I can see the confusion in his eyes, but also understanding. He gives me a soft nod as I leave the room, heading upstairs.
It’s been a long time since I’ve been in the attic, and when I pull down the stairs that lead up there, I struggle and inhale so much dust I nearly choke to it. Climbing it slowly, I finally make my way to the neglected storey.
It’s warm from all the windows in the roof, but the room is a huge ghost town. Everything is covered in dusty white sheets to protect our possessions from decay. But I know exactly what I’m here for as I step towards the easel in the middle of the room. It’s the only thing not covered in a sheet.
It’s the one thing I fear most in the world these days, but it’s also a fear I know I need to face.
It’s one of Aiden’s works, a portrait of me.
Grotesque and disgusting, it shows my body ravaged with knives and wounds, bleeding, decaying, while my eyes bore into the viewer, asking for help. In the bottom of the painting, there is an outline of another face, a mouth grinning wide like a Cheshire cat.

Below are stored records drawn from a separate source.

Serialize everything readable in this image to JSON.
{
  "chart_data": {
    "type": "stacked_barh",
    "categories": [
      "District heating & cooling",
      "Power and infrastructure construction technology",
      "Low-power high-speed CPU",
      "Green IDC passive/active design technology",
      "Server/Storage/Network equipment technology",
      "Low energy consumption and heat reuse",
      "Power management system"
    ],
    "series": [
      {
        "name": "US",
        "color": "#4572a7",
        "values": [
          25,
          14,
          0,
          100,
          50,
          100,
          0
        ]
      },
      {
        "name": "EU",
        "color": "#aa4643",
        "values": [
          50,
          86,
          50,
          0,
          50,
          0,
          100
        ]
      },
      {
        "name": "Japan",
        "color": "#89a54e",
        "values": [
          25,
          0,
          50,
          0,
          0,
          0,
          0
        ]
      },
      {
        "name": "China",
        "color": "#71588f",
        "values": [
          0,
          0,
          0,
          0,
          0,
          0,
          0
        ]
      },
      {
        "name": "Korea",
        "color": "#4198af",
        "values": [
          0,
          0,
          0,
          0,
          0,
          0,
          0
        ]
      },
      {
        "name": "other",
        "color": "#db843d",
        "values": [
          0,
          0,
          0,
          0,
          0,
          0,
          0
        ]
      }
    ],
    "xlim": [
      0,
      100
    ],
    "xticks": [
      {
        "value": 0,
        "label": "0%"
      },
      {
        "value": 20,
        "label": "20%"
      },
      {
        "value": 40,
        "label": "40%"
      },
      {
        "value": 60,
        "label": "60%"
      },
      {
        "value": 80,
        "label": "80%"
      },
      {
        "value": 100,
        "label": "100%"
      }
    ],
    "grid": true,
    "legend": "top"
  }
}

I look at it for a long time, and it surprised me that I’m not even scared of it. I’ve always feared it being in the house, and dreaded going up here for fear of seeing it.
I finger my scar, which has faded due to special creams and potions, as well as a surgery I had to remove it. It’s still there, and if I slide my fingers over it, I can make out the words Aiden carved in my skin.
I’m not done.
“Except, now you are,” I say out loud sadly, realizing this is finally my time to say goodbye to the past. Slowly, I reach for the canvas and turn it the other way around, moving the easel into the corner of the room. I pick a sheet from the ground and softly drape it over the easel, erasing my nightmare to existence.
I stand there for a while, until I can finally feel all my demons disappearing. Slowly, but surely, they scream and shout, but retreat to the dark corners in the attic, away from me and out of my mind.
I smile softly.
***
“What was that all about?” Blane asks me when I return downstairs.
“Nothing,” I say mysteriously, and this time, the smile I offer him is perfectly genuine. “It was … closure.”
He doesn’t ask for more information, realizing I’ve told him all I needed to. Instead, he hugs me close to his body and I listen to his heartbeat as we watch our daughter playing with her puppy.
Beat.
Beat.
Beat.
I can’t wait to tell him there’s another heart beating in my belly right this very moment.